O balanço da estatal referente ao terceiro trimestre de 2014 sofreu atrasos quando, em novembro de 2014, a PriceWaterhouseCoopers se recusou a assiná-lo sem antes saber os resultados das investigações da Operação Lava-Jato.
A Petrobras divulgou em abril o balanço auditado do terceiro trimestre de 2014, dois meses após Maria das Graças Fostes deixar o cargo e ser substituída por Aldemir Bendine, ex-presidente do Banco do Brasil e um dos obedientes ao Palácio do Planalto. No balanço foi incluída estimativa de perda da ordem de R$ 6,194 bilhões em razão da corrupção entre os anos de 2004 e 2012.
A divulgação do balanço é obrigatória para empresas de capital aberto tanto pela legislação brasileira quanto pela dos Estados Unidos, onde a estatal também é listada em bolsa e alvo de várias ações judiciais por conta do escândalo que ficou conhecido como Petrolão. A falta do balanço, além de criar instabilidade nos preços das ações da empresa no mercado, pode levar credores a exigir o pagamento antecipado de dívidas, prejudicar o caixa da companhia e comprometer a nota de crédito da estatal. O resultado informa ao mercado e aos acionistas sobre a saúde financeira da empresa, como a capacidade de honrar pagamentos, de fazer novos investimentos e de obter financiamentos.
A avaliação da ex-presidente da petrolífera registrada em áudio não consta da ata oficial daquela reunião de 12 de dezembro. A Petrobras costuma gravar em áudio ou vídeo as reuniões. Esse material foi enviado à CPI da Petrobras na última semana. A estatal não comenta a divulgação do conteúdo dos encontros, pois afirma se tratar de um “vazamento ilegal”.

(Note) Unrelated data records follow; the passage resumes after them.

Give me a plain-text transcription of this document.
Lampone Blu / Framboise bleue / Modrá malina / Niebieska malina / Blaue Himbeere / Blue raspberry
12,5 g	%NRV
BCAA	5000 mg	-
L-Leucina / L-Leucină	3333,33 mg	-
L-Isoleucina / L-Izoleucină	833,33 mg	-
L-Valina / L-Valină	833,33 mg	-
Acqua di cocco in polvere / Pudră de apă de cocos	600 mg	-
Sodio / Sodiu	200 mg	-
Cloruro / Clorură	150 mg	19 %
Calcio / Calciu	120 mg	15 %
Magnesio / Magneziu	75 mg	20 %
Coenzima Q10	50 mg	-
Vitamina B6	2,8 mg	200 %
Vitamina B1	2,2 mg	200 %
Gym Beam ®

Cálculo distante da realidade
Ainda na reunião do conselho em dezembro, Graça Foster posicionou-se a favor da divulgação do balanço, mesmo com os dados imprecisos sobre o valor das perdas com a corrupção. “A minha preocupação é que o mercado diga: pô, a Operação Lava-Jato acontecendo desde março (de 2014), sei lá quando, e até agora a diretoria da Petrobras ainda não se prontificou a ter uma perspectiva de método de valor estimado. Parece que a gente vai estar agindo como se a Operação Lava Jato não tivesse acontecendo. A gente não enxergou nada porque a gente era cego, mudo e surdo (…). Até agora os incompetentes aqui não conseguiram sequer estimar um efeito?”, indagou.

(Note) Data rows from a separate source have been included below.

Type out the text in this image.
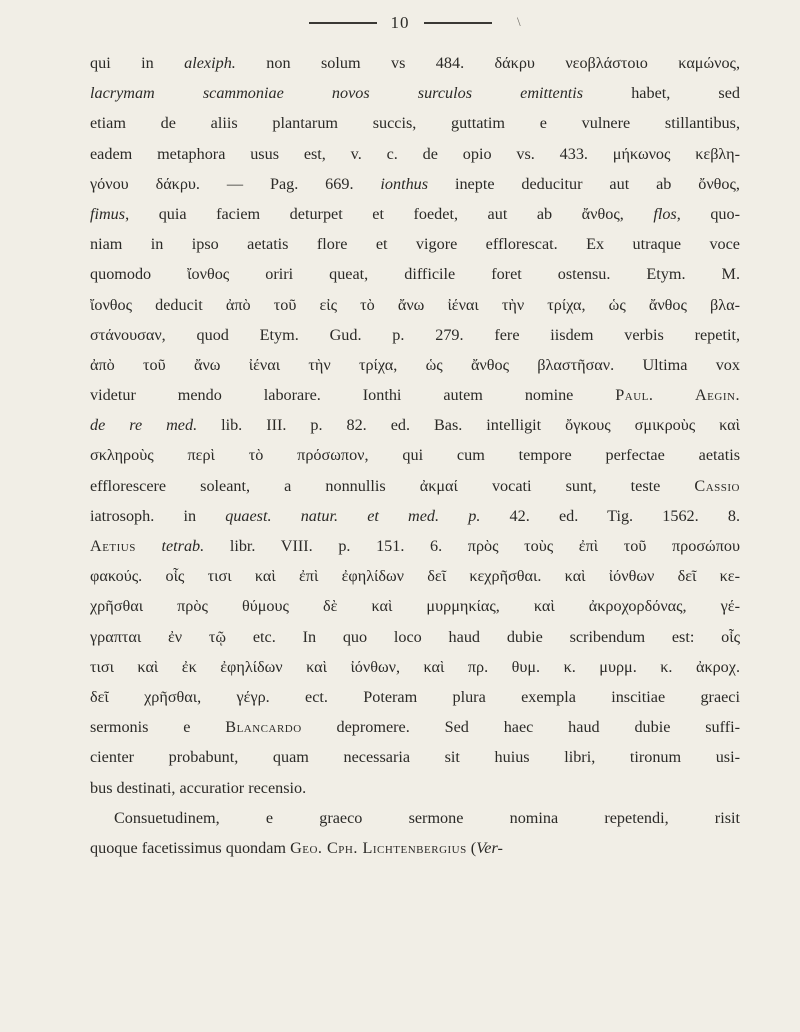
\
10
qui in alexiph. non solum vs 484. δάκρυ νεοβλάστοιο καμώνος,
lacrymam scammoniae novos surculos emittentis habet, sed
etiam de aliis plantarum succis, guttatim e vulnere stillantibus,
eadem metaphora usus est, v. c. de opio vs. 433. μήκωνος κεβλη-
γόνου δάκρυ. — Pag. 669. ionthus inepte deducitur aut ab ὄνθος,
fimus, quia faciem deturpet et foedet, aut ab ἄνθος, flos, quo-
niam in ipso aetatis flore et vigore efflorescat. Ex utraque voce
quomodo ἴονθος oriri queat, difficile foret ostensu. Etym. M.
ἴονθος deducit ἀπὸ τοῦ εἰς τὸ ἄνω ἰέναι τὴν τρίχα, ὡς ἄνθος βλα-
στάνουσαν, quod Etym. Gud. p. 279. fere iisdem verbis repetit,
ἀπὸ τοῦ ἄνω ἰέναι τὴν τρίχα, ὡς ἄνθος βλαστῆσαν. Ultima vox
videtur mendo laborare. Ionthi autem nomine Paul. Aegin.
de re med. lib. III. p. 82. ed. Bas. intelligit ὄγκους σμικροὺς καὶ
σκληροὺς περὶ τὸ πρόσωπον, qui cum tempore perfectae aetatis
efflorescere soleant, a nonnullis ἀκμαί vocati sunt, teste Cassio
iatrosoph. in quaest. natur. et med. p. 42. ed. Tig. 1562. 8.
Aetius tetrab. libr. VIII. p. 151. 6. πρὸς τοὺς ἐπὶ τοῦ προσώπου
φακούς. οἷς τισι καὶ ἐπὶ ἐφηλίδων δεῖ κεχρῆσθαι. καὶ ἰόνθων δεῖ κε-
χρῆσθαι πρὸς θύμους δὲ καὶ μυρμηκίας, καὶ ἀκροχορδόνας, γέ-
γραπται ἐν τῷ etc. In quo loco haud dubie scribendum est: οἷς
τισι καὶ ἐκ ἐφηλίδων καὶ ἰόνθων, καὶ πρ. θυμ. κ. μυρμ. κ. ἀκροχ.
δεῖ χρῆσθαι, γέγρ. ect. Poteram plura exempla inscitiae graeci
sermonis e Blancardo depromere. Sed haec haud dubie suffi-
cienter probabunt, quam necessaria sit huius libri, tironum usi-
bus destinati, accuratior recensio.
Consuetudinem, e graeco sermone nomina repetendi, risit
quoque facetissimus quondam Geo. Cph. Lichtenbergius (Ver-
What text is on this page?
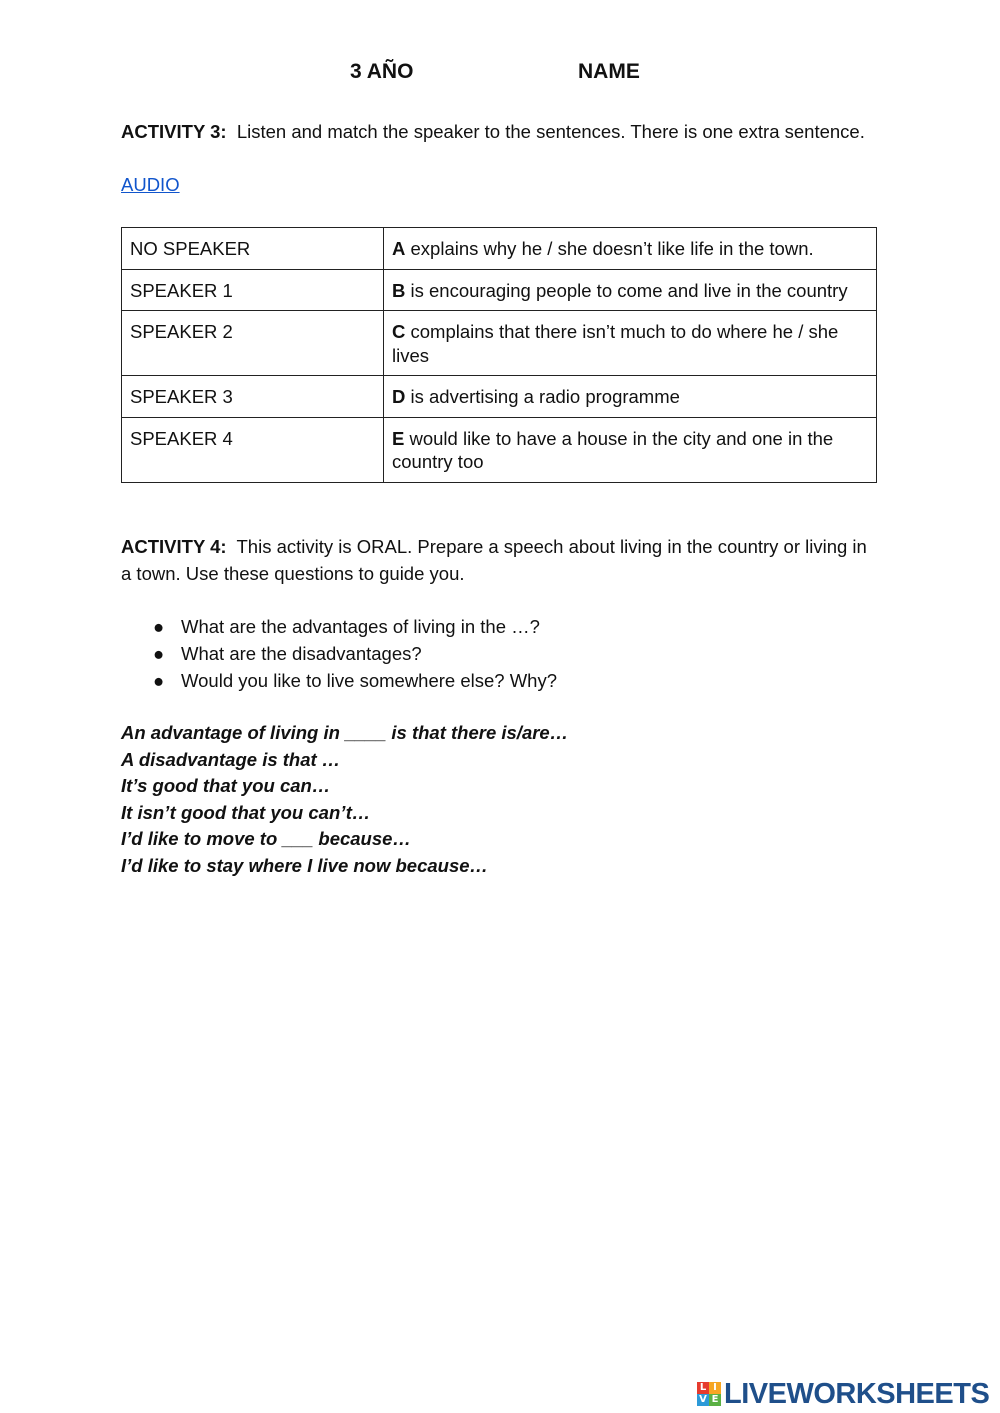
3 AÑO	NAME
ACTIVITY 3: Listen and match the speaker to the sentences. There is one extra sentence.
AUDIO
NO SPEAKER	A explains why he / she doesn’t like life in the town.
SPEAKER 1	B is encouraging people to come and live in the country
SPEAKER 2	C complains that there isn’t much to do where he / she lives
SPEAKER 3	D is advertising a radio programme
SPEAKER 4	E would like to have a house in the city and one in the country too
ACTIVITY 4: This activity is ORAL. Prepare a speech about living in the country or living in a town. Use these questions to guide you.
● What are the advantages of living in the …?
● What are the disadvantages?
● Would you like to live somewhere else? Why?
An advantage of living in ____ is that there is/are…
A disadvantage is that …
It’s good that you can…
It isn’t good that you can’t…
I’d like to move to ___ because…
I’d like to stay where I live now because…
L I
V E LIVEWORKSHEETS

Naquela época, o valor das perdas calculado foi de R$ 4 bilhões. Chegou-se ao número a partir de menções de depoimentos de Paulo Roberto Costa, ex-diretor da Petrobras, e do doleiro Alberto Youssef prestados realizados ao Ministério Público Federal. Também colaboraram para a realização do cálculo os depoimentos de delação premiada de Julio Camargo e Augusto Mendonça, da empresa ToyoSetal.
Logo depois, já sob o comando de Aldemir Bendine, a Petrobras elevou a estimativa de perda com desvios em contratos para os R$ 6,194 bilhões, também tentando buscar alguma objetividade no cálculo a partir das delações e dos valores das propinas sobre os megacontratos, que, de acordo com Paulo Roberto Costa e Alberto Youssef, eram de até 3% em cada grande acordo fechado pelas empreiteiras e a estatal petrolífera.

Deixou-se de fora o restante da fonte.